Kontrast in der Modewelt

Ein Stockwerk unter «Fast Fashion» findet sich im Textilmuseum die Ausstellung «Traum & Realisation», die sich mit der Textilproduktion in der Ostschweiz vom 16. Jahrhundert bis heute auseinandersetzt. Um 1910 stellte St. Galler Spitze den grössten Exportzweig der Schweizer Wirtschaft dar und galt in der ganzen Welt als begehrenswertes Luxusgut. Der Verfall begann mit dem ersten Weltkrieg, doch auch heute ist Spitze aus der Ostschweiz noch bei exklusiven Haute Couture-Labeln gefragt.
Zudem bewahrt das Schweizer Modehaus Akris den weltweiten Ruhm der St. Galler Textilproduktion. Das 1922 gegründete Label beschäftigt heute circa 550 Mitarbeiter und produziert komplett in der Schweiz. Als an über 500 Stellen weltweit verfügbare Marke hat sich Akris im High-end-Fashion Bereich etabliert. Getragen werden ihre Stücke unter anderem von Michelle Obama, Condoleezza Rice oder Nicole Kidman. Auf zwei Stockwerken zeigt sich im Textilmuseum der riesige Kontrast in der Modewelt zwischen Fast Fashion einerseits und der Haute Couture als absoluter Spitze.

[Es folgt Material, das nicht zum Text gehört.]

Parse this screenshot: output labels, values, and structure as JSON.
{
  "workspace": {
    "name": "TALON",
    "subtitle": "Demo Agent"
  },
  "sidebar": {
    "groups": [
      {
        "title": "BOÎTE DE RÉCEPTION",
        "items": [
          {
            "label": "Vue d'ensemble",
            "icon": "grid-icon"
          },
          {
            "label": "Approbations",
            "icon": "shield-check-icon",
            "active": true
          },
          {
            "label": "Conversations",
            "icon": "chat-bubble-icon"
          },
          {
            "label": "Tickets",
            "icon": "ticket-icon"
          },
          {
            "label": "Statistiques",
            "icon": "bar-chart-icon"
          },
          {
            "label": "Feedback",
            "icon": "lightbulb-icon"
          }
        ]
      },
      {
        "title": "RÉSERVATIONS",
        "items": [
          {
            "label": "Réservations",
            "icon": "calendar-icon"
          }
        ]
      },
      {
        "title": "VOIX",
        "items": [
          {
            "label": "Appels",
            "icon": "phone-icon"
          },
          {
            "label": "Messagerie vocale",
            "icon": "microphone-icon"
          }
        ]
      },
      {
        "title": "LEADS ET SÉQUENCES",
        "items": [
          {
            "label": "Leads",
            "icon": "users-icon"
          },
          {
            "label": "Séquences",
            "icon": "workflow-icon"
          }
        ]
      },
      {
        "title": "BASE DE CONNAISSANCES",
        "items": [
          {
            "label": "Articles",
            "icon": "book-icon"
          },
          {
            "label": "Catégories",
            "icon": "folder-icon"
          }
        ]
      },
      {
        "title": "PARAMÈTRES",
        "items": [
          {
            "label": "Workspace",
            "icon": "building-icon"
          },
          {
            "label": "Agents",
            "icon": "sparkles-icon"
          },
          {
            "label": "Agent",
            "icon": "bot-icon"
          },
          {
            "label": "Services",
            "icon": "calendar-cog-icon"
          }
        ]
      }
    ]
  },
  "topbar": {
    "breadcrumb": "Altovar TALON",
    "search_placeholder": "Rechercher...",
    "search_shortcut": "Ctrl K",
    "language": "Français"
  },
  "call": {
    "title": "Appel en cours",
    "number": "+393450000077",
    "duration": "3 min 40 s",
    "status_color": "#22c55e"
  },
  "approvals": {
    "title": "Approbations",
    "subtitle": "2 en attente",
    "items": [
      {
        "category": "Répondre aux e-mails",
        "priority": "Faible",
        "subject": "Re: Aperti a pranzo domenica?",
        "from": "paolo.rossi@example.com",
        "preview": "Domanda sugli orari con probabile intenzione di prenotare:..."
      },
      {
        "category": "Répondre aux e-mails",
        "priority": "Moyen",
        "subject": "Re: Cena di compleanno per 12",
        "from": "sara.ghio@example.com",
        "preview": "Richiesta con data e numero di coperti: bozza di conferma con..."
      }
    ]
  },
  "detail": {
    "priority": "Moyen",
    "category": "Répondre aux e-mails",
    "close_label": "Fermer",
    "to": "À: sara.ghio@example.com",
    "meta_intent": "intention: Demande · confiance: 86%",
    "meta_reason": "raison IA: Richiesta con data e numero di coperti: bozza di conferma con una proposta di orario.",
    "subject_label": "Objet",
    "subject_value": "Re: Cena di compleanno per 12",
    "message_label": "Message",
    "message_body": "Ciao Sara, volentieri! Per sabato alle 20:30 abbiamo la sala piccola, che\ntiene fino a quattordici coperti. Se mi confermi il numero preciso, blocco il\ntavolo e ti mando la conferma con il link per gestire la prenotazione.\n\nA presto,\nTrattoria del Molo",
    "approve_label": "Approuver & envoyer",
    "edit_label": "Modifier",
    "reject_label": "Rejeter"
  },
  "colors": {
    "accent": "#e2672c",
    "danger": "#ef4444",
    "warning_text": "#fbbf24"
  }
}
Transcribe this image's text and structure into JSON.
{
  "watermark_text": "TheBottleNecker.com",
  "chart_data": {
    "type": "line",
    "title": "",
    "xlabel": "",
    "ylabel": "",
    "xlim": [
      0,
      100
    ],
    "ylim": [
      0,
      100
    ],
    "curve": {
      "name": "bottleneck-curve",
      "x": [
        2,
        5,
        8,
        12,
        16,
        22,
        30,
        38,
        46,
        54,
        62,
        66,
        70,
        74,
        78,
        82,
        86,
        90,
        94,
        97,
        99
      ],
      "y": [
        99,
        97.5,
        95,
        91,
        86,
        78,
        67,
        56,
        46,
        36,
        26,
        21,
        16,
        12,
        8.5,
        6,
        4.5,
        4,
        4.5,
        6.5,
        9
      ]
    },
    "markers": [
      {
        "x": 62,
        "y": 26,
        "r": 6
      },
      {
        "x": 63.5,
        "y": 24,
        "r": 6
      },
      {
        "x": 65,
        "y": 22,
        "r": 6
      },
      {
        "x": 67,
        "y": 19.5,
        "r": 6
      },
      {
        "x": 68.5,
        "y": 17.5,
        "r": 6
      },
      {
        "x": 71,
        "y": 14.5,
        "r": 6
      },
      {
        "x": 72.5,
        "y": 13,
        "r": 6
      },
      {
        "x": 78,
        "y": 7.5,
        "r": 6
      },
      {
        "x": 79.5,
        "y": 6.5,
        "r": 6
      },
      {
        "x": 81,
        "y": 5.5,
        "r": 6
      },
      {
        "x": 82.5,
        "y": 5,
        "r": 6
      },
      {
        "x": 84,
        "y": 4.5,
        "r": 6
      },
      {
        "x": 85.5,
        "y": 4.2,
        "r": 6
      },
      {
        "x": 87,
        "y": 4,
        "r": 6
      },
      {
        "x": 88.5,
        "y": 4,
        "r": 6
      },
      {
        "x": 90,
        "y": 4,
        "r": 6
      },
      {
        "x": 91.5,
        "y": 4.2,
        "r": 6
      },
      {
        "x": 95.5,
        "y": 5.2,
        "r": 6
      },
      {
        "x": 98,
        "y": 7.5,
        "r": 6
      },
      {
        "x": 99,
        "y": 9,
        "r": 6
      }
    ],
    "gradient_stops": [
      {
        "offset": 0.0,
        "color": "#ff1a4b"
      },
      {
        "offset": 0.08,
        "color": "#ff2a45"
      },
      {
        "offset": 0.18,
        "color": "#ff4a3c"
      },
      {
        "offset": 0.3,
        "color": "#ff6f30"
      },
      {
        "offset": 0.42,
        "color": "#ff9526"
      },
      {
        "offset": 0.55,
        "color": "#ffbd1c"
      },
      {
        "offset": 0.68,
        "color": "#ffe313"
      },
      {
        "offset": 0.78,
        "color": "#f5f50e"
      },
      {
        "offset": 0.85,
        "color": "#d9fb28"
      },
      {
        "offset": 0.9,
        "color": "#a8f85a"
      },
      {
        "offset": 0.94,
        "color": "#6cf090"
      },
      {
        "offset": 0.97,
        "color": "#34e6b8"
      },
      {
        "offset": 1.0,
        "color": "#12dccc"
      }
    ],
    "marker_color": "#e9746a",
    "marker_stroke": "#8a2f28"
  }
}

40 Prozent hängen ungetragen im Schrank

Fast Fashion ist ein Ausdruck für die sich immer schneller drehende Modeindustrie. Heute ist eine Zeit von zwei Wochen vom Entwurf bis zur Auslieferung möglich. Obwohl der Markt gesättigt ist, gelingt es der Modebranche immer wieder, neue Bedürfnisse zu schaffen. Verschleiss spielt in diesem Business keine Rolle.
Fast Fashion Brands kopieren blitzschnell die neuesten Trends der High Fashion Labels und locken Kunden mit bis zu zwölf Kollektionen durchschnittlich 20 Mal pro Jahr in ihre Läden. Und da die Preise dieser Ketten immer weiter sinken, gewinnt der Konsument den Eindruck, beim Einkauf zu sparen und so noch öfter neue Kleidung konsumieren zu können. Und tatsächlich investiert der Durchschnittsdeutsche lediglich 4,6 Prozent seiner Konsumausgaben in Kleidung und Schuhe. Dennoch hängen bis zu 40 Prozent ungetragen im Kleiderschrank.
Die Ausstellung konzentriert sich insbesondere auf die sozialen und ökologischen Auswirkungen der Fast Fashion. Besonders eindrücklich sind für mich die persönlichen Statements der Textilarbeiterinnen, die samt Foto an einer Säule im ersten Raum prangen. Zudem wird Fast Fashion von zahlreichen Videos und Grafiken illustriert und erreicht so die Besucher. Besonders interessant, da selten in den Medien prominent, war für mich der Recycling-Zyklus unserer Kleidung, auf den die Ausstellung detailliert eingeht. So reist beispielsweise eine Jeans, nachdem sie bereits bei der Produktion unzählige Kilometer zurückgelegt hat, nach unserem Einwurf in den Altkleidercontainer per Containerschiff zu riesigen Kleidungsballen gepresst zurück in Länder wie Sambia oder Bangladesch. Je nach Wiederverwertungsmöglichkeiten werden die Kleider sortiert, geschreddert oder wiederverkauft.
Den Arbeitern, welche die Kleidung am Hafen sortieren, ist schleierhaft, wie westliche Menschen kaum getragene Textilien schon wieder wegschmeissen können. So erzählt eine Arbeiterin in einem Film, sie und ihre Kolleginnen hätten gehört, im Westen sei der Preis für Wasser aufgrund Wassermangels genauso hoch wie für Kleidung und daher lohne sich das Waschen nicht. Anders könne sie sich die Berge an Klamotten auch nicht erklären. Ja, so unerklärlich und absurd wirkt unser Verhalten von aussen betrachtet.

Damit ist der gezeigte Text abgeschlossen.